A separate part of Watson’s technology uses UIMA’s confidence estimate in its answers to determine how to place Jeopardy! bets. While the Watson system is specifically optimized to play this particular game, its core language- and knowledge-searching technology can easily be adapted to other broad tasks. One might think that less commonly shared professional knowledge, such as that in the medical field, would be more difficult to master than the general-purpose “common” knowledge that is required to play Jeopardy! Actually, the opposite is the case: Professional knowledge tends to be more highly organized, structured, and less ambiguous than its commonsense counterpart, so it is highly amenable to accurate natural-language understanding using these techniques. As mentioned, IBM is currently working with Nuance to adapt the Watson technology to medicine.

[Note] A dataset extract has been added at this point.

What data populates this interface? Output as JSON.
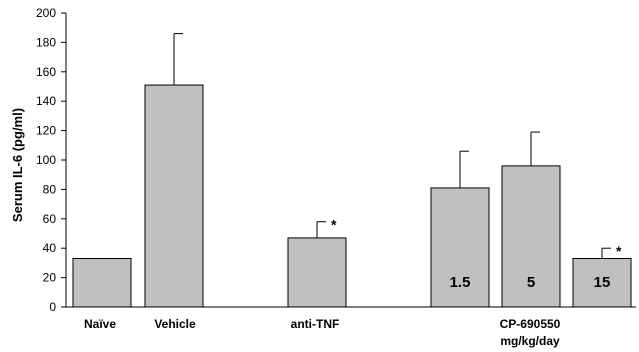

The conversation that takes place when Watson is playing Jeopardy! is a brief one: A question is posed, and Watson comes up with an answer. (Again, technically, it comes up with a question to respond to an answer.) It does not engage in a conversation that would require tracking all of the earlier statements of all participants. (Siri actually does do this to a limited extent: If you ask it to send a message to your wife, it will ask you to identify her, but it will remember who she is for subsequent requests.) Tracking all of the information in a conversation—a task that would clearly be required to pass the Turing test—is a significant additional requirement but not fundamentally more difficult than what Watson is doing already. After all, Watson has read hundreds of millions of pages of material, which obviously includes many stories, so it is capable of tracking through complicated sequential events. It should therefore be able to follow its own conversations and take that into consideration in its subsequent replies.